Primality Testing

Suppose we want to know whether \(n\) is prime. From Fermat’s little theorem for polynomials we know that \(\forall x \in \mathbb{Z}_n^*\), \(x^{n-1} = 1 \mod n\). This suggests the following algorithm:

Algorithm

Given an \(n\), choose \(x \in \{1, ..., n-1\}\) uniformly at random. If \(x^{n-1} = 1 \mod n\), output “prime”. Otherwise, output “composite”.

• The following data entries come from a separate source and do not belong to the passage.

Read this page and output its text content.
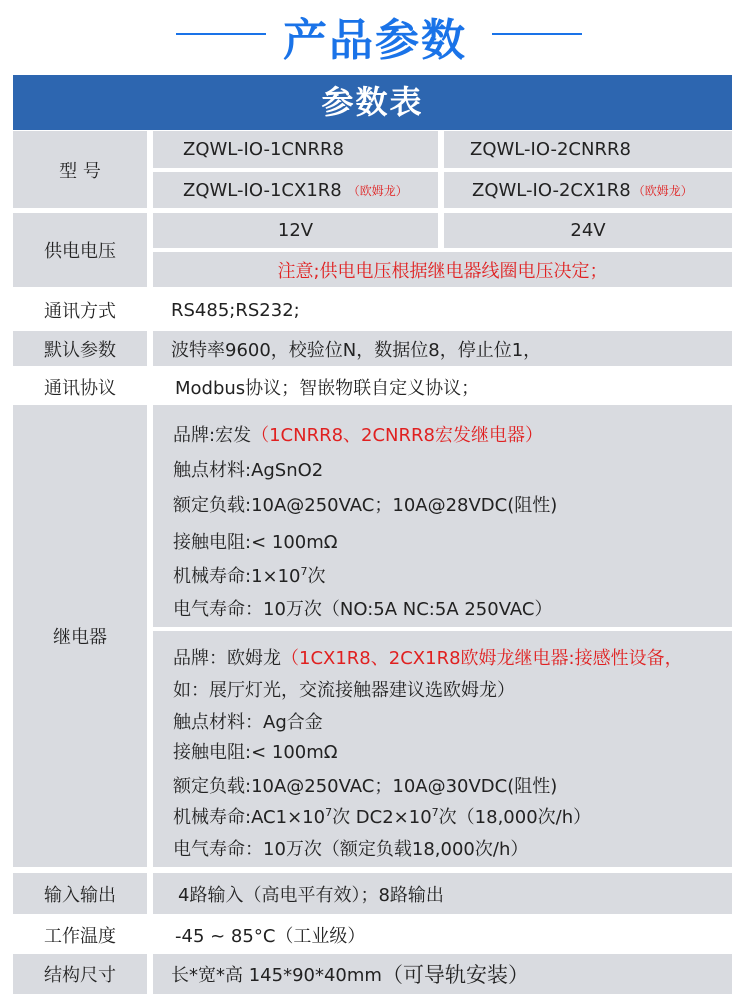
产品参数
参数表
型 号
ZQWL-IO-1CNRR8	ZQWL-IO-2CNRR8
ZQWL-IO-1CX1R8 （欧姆龙）	ZQWL-IO-2CX1R8 （欧姆龙）
供电电压
12V	24V
注意;供电电压根据继电器线圈电压决定；
通讯方式	RS485;RS232;
默认参数	波特率9600，校验位N，数据位8，停止位1，
通讯协议	Modbus协议；智嵌物联自定义协议；
继电器
品牌:宏发（1CNRR8、2CNRR8宏发继电器）
触点材料:AgSnO2
额定负载:10A@250VAC；10A@28VDC(阻性)
接触电阻:< 100mΩ
机械寿命$:1\times 10^7$次
电气寿命：10万次（NO:5A NC:5A 250VAC）
品牌：欧姆龙（1CX1R8、2CX1R8欧姆龙继电器:接感性设备，
如：展厅灯光，交流接触器建议选欧姆龙）
触点材料：Ag合金
接触电阻:< 100mΩ
额定负载:10A@250VAC；10A@30VDC(阻性)
机械寿命$:AC1\times 10^7$次 $DC2\times 10^7$次（18,000次/h）
电气寿命：10万次（额定负载18,000次/h）
输入输出	4路输入（高电平有效）；8路输出
工作温度	-45 ~ 85°C（工业级）
结构尺寸	长*宽*高 145*90*40mm （可导轨安装）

This will always work on prime numbers, but fail on Carmichael numbers (i.e. composite natural numbers such that $$\forall x \in \mathbb{Z}_n^*, x^{n-1} = 1 \mod n).

Analysis

Theorem: Suppose \(n\) is composite, but not a Carmichael number. Then the probability Fermat’s test outputs “composite” is \(\geq 1/2\).

Proof:

Case 1: \(gcd(n, x) \neq 1\). Then \(x^{n-1} \neq 1 \mod n\). Why? Because if \(x^{n-1} = 1 \mod n\), then \(x^{n-1} = nc + 1\) for some \(c\), and \(gcd(x,n)\) can divide the LHS and \(nc\), but thus cannot divide \(nc + 1\). Thus the algorithm will always detect \(n\) as composite.

Case 2: \(gcd(x, n) = 1\). Then let \(H = \{ x: x\in \mathbb{Z}_n^*, x^{n-1} = 1 \mod n\}\). Note that \(H \subseteq \mathbb{Z}_n^*\) and \(H \neq \mathbb{Z}_n^*\) since \(n\) is not a Carmichael number. Thus per Lagrange’s Theorem, \(|H| \leq \frac{1}{2} |\mathbb{Z}_n^*|\). Thus the probability \(n\) is identified as composite is at least 0.5.